でも、その逆のリスクもあると思うの。あることないことを書き立てられること。昔なら町内の噂を広めていた『放送局』のおばさんにあたる人が、覆面してネット上でしゃべり歩くわけ。ぞっとするでしょ?」
--たしかに、電子メールやウェブ技術の登場のおかげで、個人対個人だった通信と、一対多数だった放送との境目がなくなって、ごちゃまぜになってきた。これまでの放送には一応、放送業界のコードがあり、また覆面では登場できないから、発言者責任もあった。
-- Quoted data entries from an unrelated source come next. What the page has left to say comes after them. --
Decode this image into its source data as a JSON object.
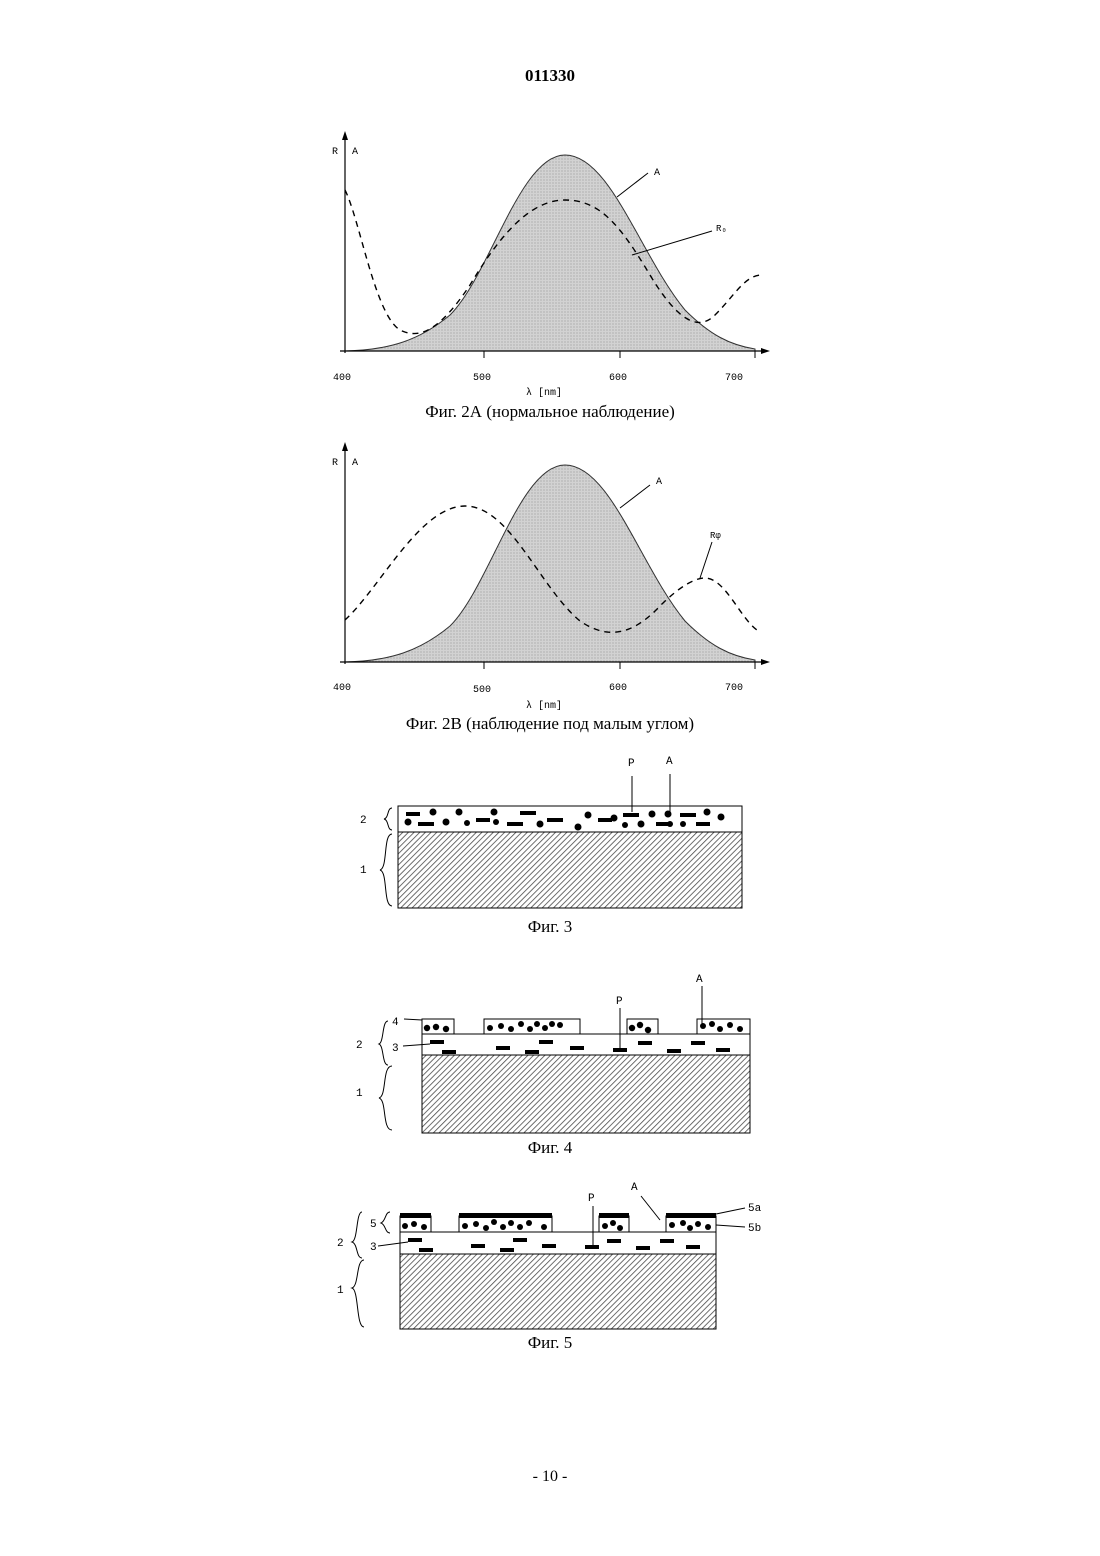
{
  "header": {
    "doc_number": "011330"
  },
  "fig2a": {
    "caption": "Фиг. 2А (нормальное наблюдение)",
    "y_axis_labels": [
      "R",
      "A"
    ],
    "x_ticks": [
      "400",
      "500",
      "600",
      "700"
    ],
    "x_label": "λ [nm]",
    "curve_labels": {
      "absorption": "A",
      "reflection": "R₀"
    }
  },
  "fig2b": {
    "caption": "Фиг. 2В (наблюдение под малым углом)",
    "y_axis_labels": [
      "R",
      "A"
    ],
    "x_ticks": [
      "400",
      "500",
      "600",
      "700"
    ],
    "x_label": "λ [nm]",
    "curve_labels": {
      "absorption": "A",
      "reflection": "Rφ"
    }
  },
  "fig3": {
    "caption": "Фиг. 3",
    "labels": {
      "pigment": "P",
      "absorber": "A",
      "layer2": "2",
      "layer1": "1"
    }
  },
  "fig4": {
    "caption": "Фиг. 4",
    "labels": {
      "layer4": "4",
      "layer3": "3",
      "layer2": "2",
      "layer1": "1",
      "pigment": "P",
      "absorber": "A"
    }
  },
  "fig5": {
    "caption": "Фиг. 5",
    "labels": {
      "layer5": "5",
      "layer5a": "5a",
      "layer5b": "5b",
      "layer3": "3",
      "layer2": "2",
      "layer1": "1",
      "pigment": "P",
      "absorber": "A"
    }
  },
  "footer": {
    "page_number": "- 10 -"
  }
}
しかし今のネットには、これがない。問題だね。
「でも、そのかわり、いいこともあるわよ。」
--何がさ?
「誰もがお上や大企業の許可なしで発信者になれる自由。放送局になれる自由。
匿名と実名って言うけれど、無名の私たち大多数にとって、違いがあるかしら? 本当は、有名か無名かの違いの方が大きかったんじゃないの? この世の人をそういう基準で二分して、無名人が有名人を羨ましがらせるように仕向けることが、放送局の利益の源泉だったんじゃないかしら。
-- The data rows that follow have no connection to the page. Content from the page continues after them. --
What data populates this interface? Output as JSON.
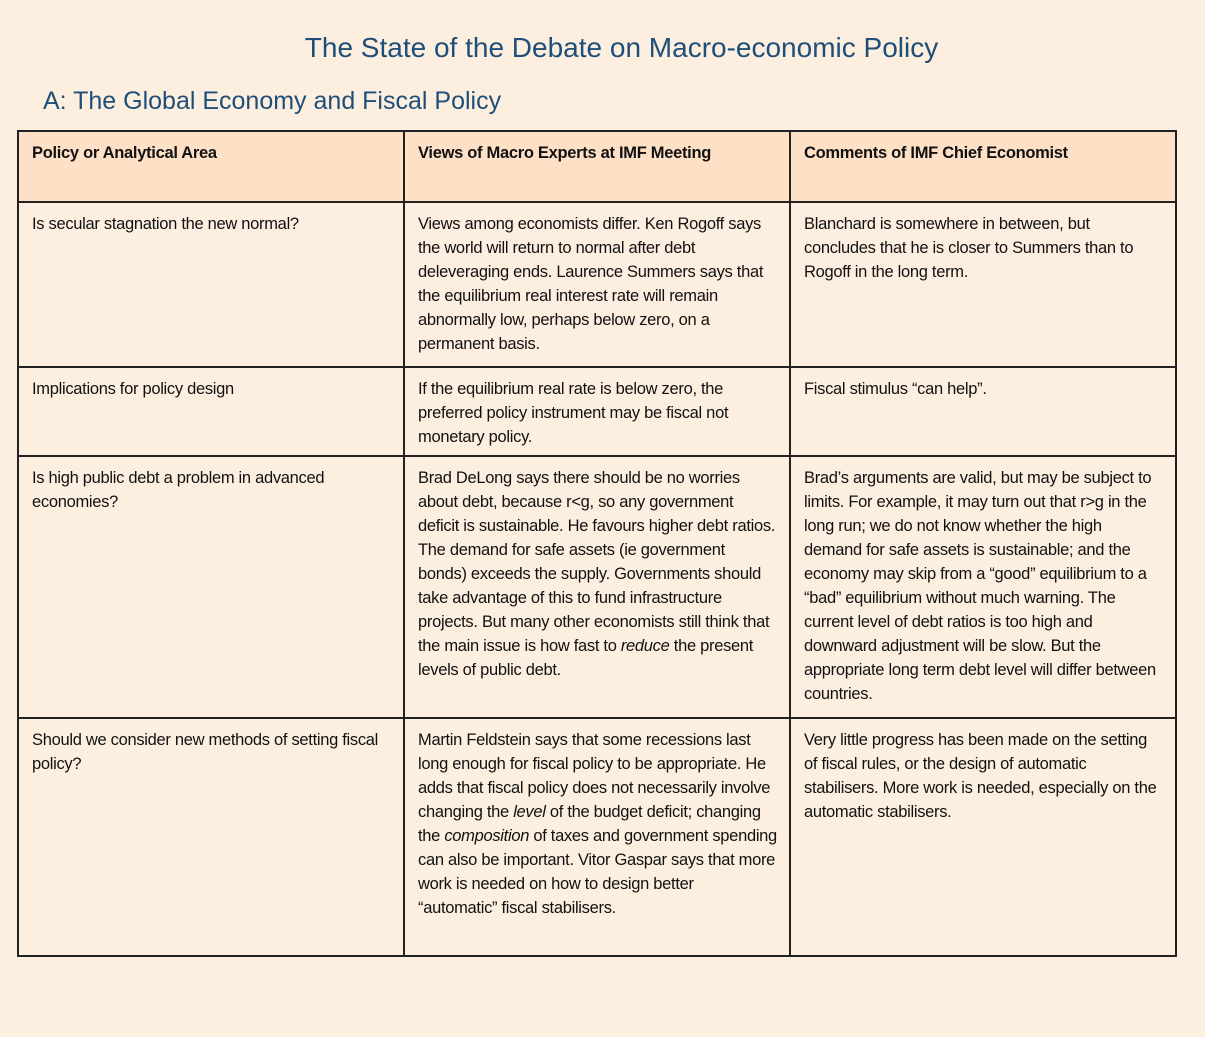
{
  "title": "The State of the Debate on Macro-economic Policy",
  "subtitle": "A: The Global Economy and Fiscal Policy",
  "colors": {
    "title": "#1f4e79",
    "background": "#fdefdf",
    "header_fill": "#fde0c5"
  },
  "table": {
    "headers": [
      "Policy or Analytical Area",
      "Views of Macro Experts at IMF Meeting",
      "Comments of IMF Chief Economist"
    ],
    "rows": [
      {
        "area": "Is secular stagnation the new normal?",
        "views": [
          "Views among economists differ. Ken Rogoff says the world will return to normal after debt deleveraging ends. Laurence Summers says that the equilibrium real interest rate will remain abnormally low, perhaps below zero, on a permanent basis."
        ],
        "comments": "Blanchard is somewhere in between, but concludes that he is closer to Summers than to Rogoff in the long term."
      },
      {
        "area": "Implications  for policy design",
        "views": [
          "If the equilibrium real rate is below zero, the preferred policy instrument may be fiscal not monetary policy."
        ],
        "comments": "Fiscal stimulus “can help”."
      },
      {
        "area": "Is high public debt a problem in advanced economies?",
        "views": [
          "Brad DeLong says there should be no worries about debt, because r<g, so any government deficit is sustainable. He favours higher debt ratios. The demand for safe assets (ie government bonds) exceeds the supply. Governments should take advantage of this to fund infrastructure projects.  But many other economists still think that the main issue is how fast to ",
          "reduce",
          " the present levels of public debt."
        ],
        "comments": "Brad’s arguments are valid, but may be subject to limits. For example, it may turn out that r>g in the long run; we do not know whether the high demand for safe assets is sustainable; and the economy may skip from a “good” equilibrium to a “bad” equilibrium without much warning. The current level of debt ratios is too high and downward adjustment will be slow. But the appropriate long term debt level will differ between countries."
      },
      {
        "area": "Should we consider new methods of setting fiscal policy?",
        "views": [
          "Martin Feldstein says that some recessions last long enough for fiscal policy to be appropriate. He adds that fiscal policy does not necessarily involve changing the ",
          "level",
          " of the budget deficit; changing the ",
          "composition",
          " of taxes and government spending can also be important. Vitor Gaspar says that more work is needed on how to design better “automatic” fiscal stabilisers."
        ],
        "comments": "Very little progress has been made on the setting of fiscal rules, or the design of automatic stabilisers. More work is needed, especially on the automatic stabilisers."
      }
    ]
  }
}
放送業界のコードなんて・・日本のTVってそんなに独立性が高かった?」
--まあ確かに、日本のTV局がながいこと巨大な広告代理店の影響下にあったことは間違いないだろうな。なにせ、視聴率調査会社が、広告代理店の子会社なんだから。それに巨大広告代理店は二大通信社と緊密な関係にあるから、とうぜん放送や報道もその影響力がおよぶ。
でもさ、代理店の支配力だって足下が崩れつつあるよ。だって雑誌の広告はスペースをまとめて買って小口で売る商売だけれども、インターネットはそうはいかない。
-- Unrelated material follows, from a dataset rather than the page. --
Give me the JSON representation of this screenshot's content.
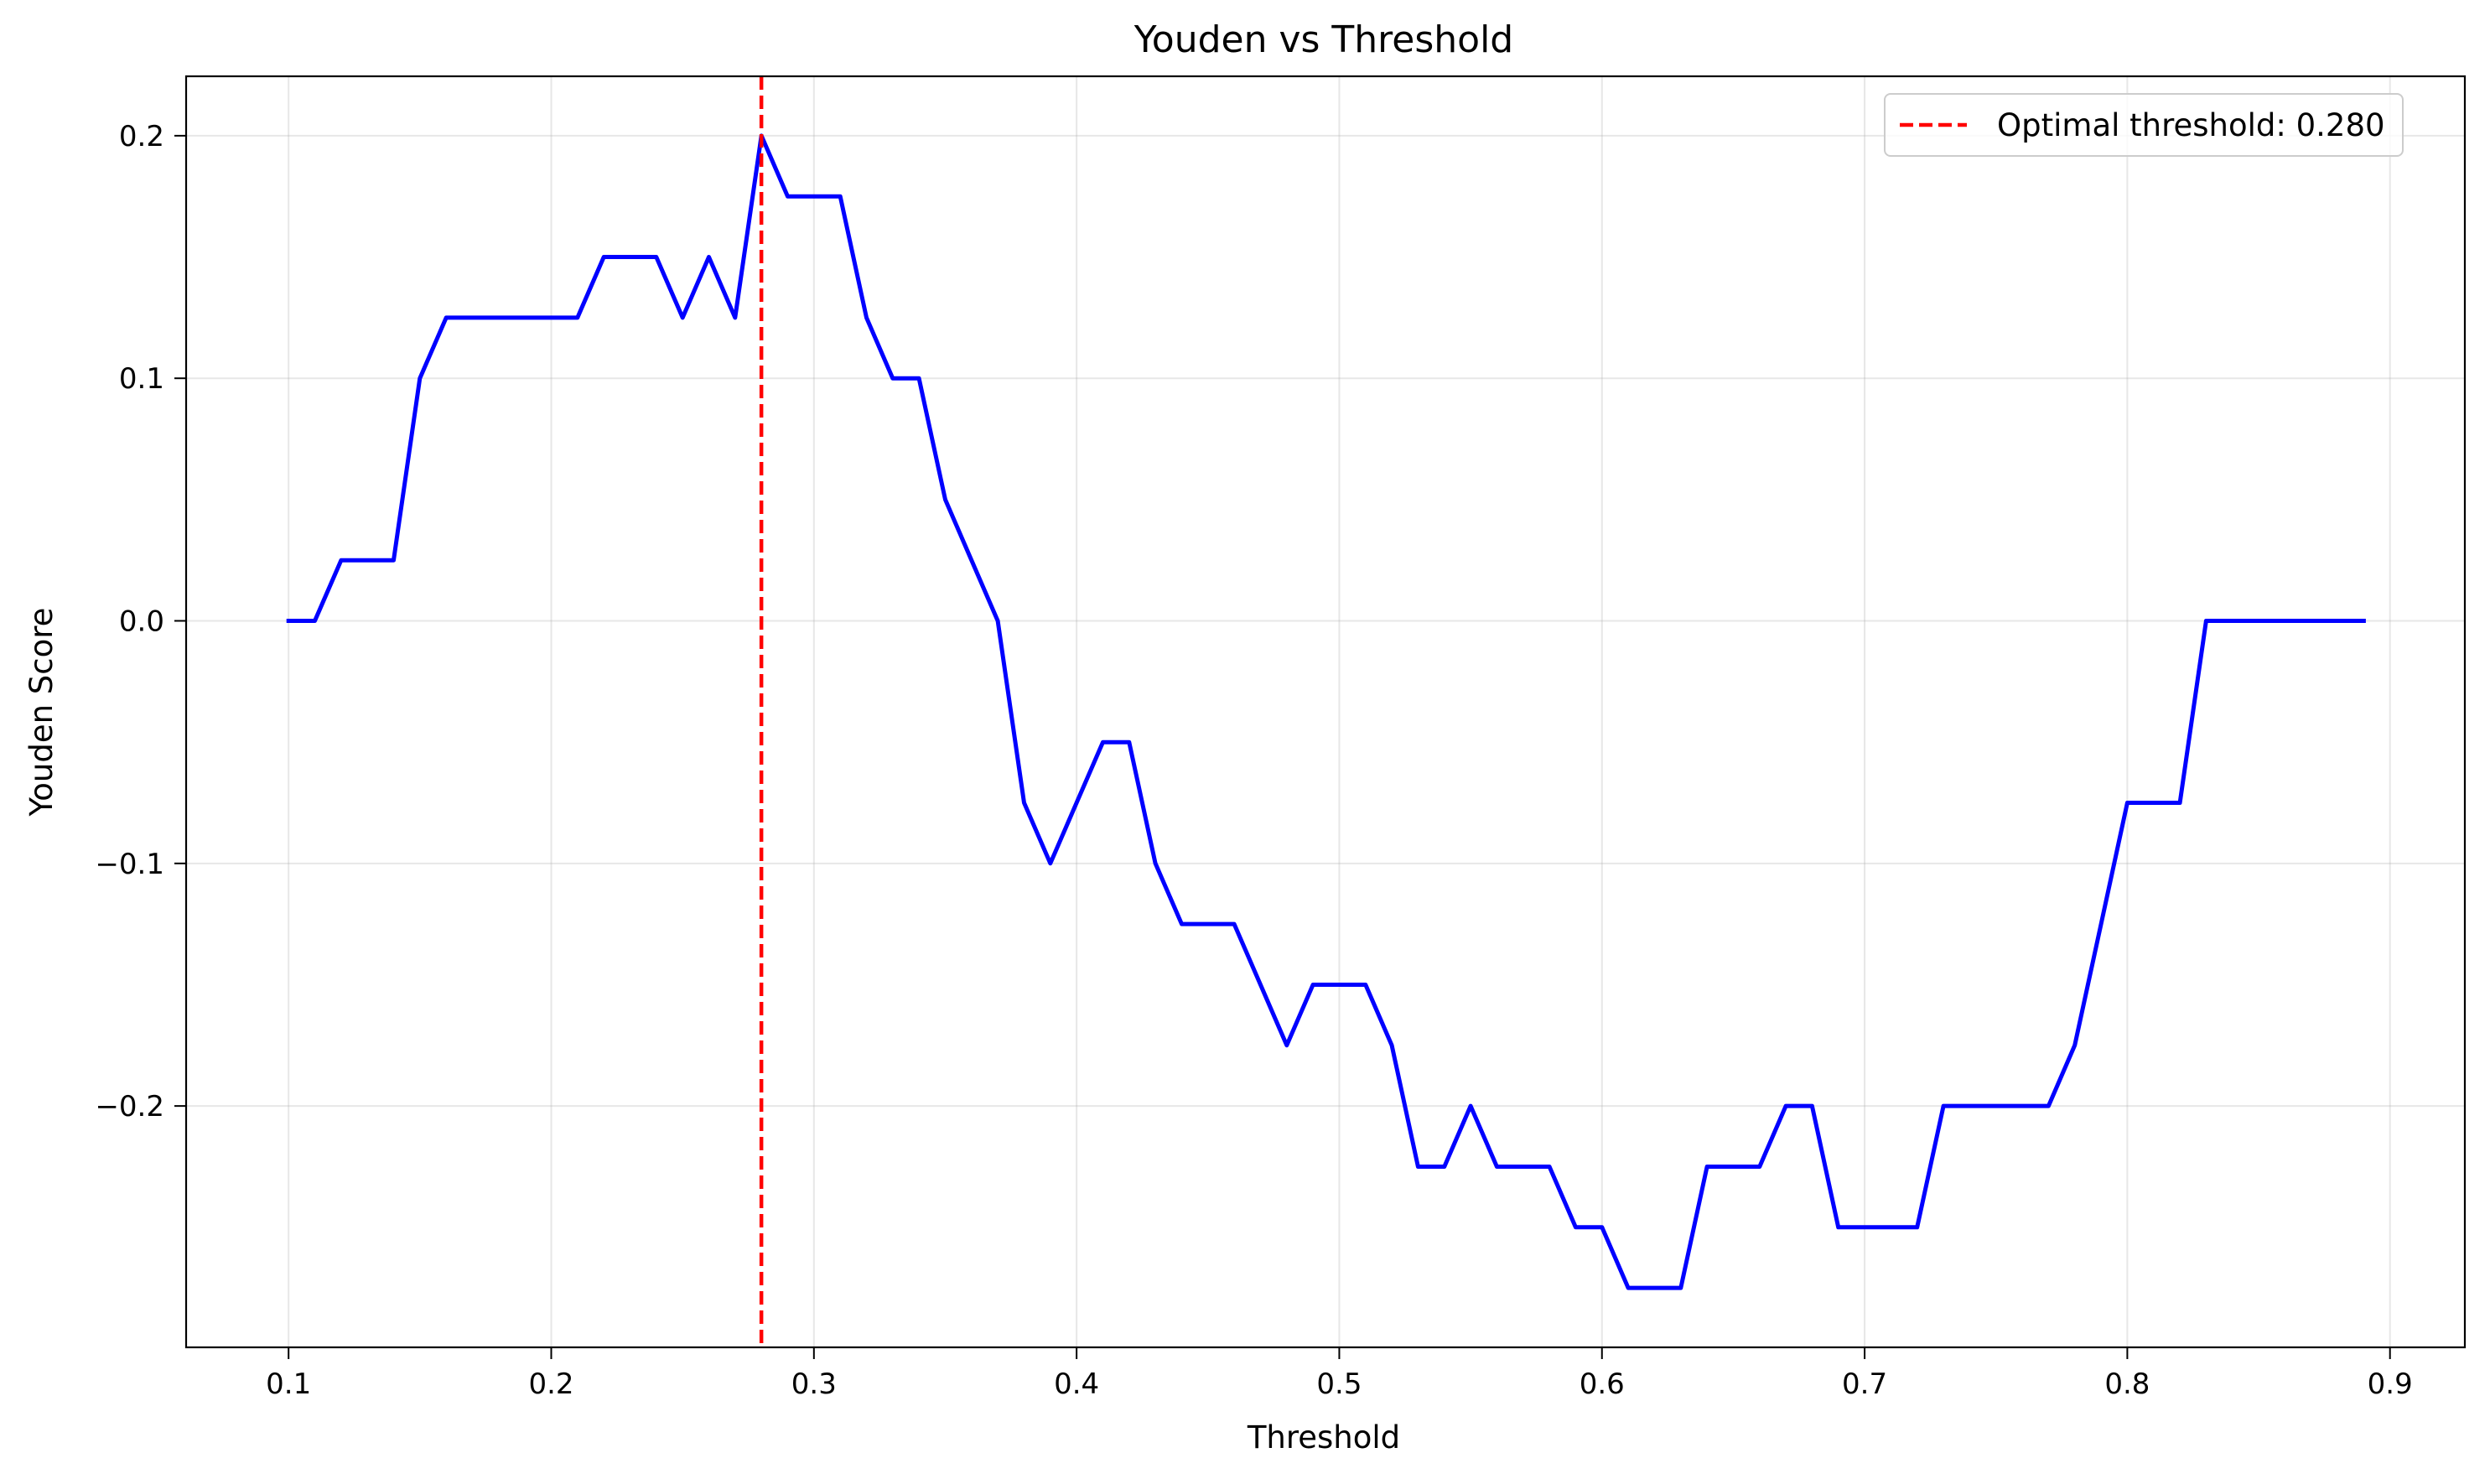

「結局ね、これまで情報って、有名人つまり発信する人と、無名人すなわち受け取る人とに分割されていたわけでしょ? それがくつがえされるなら、ITの少々のリスクは我慢してもいいわ。」
--・・それと似た言葉がITの世界にもあるな。『デジタル・ディバイド』=ITを使う人とITに使われる人への二極分化だ。
「あら。せっかく一つつぶしたと思ったのに、これじゃいたちごっこだわ。」
--まあね。ただ、『使われる』といっても、これは多少は受け取り方の問題でもある。たとえば、ITシステムの提供するヒューマン・インタフェースが狭いとユーザの被害者意識がふえる傾向がある。
「インタフェースが狭い、って?」
--対話の手段が少なかったりチャンネルが狭いこと。あるいは入力方法が分かりにくかったり石頭だったりする場合もそうだ。この二極分化の壁は、ソフトの作り方しだいでは案外乗り越えやすいんじゃないかとぼくは思ってる。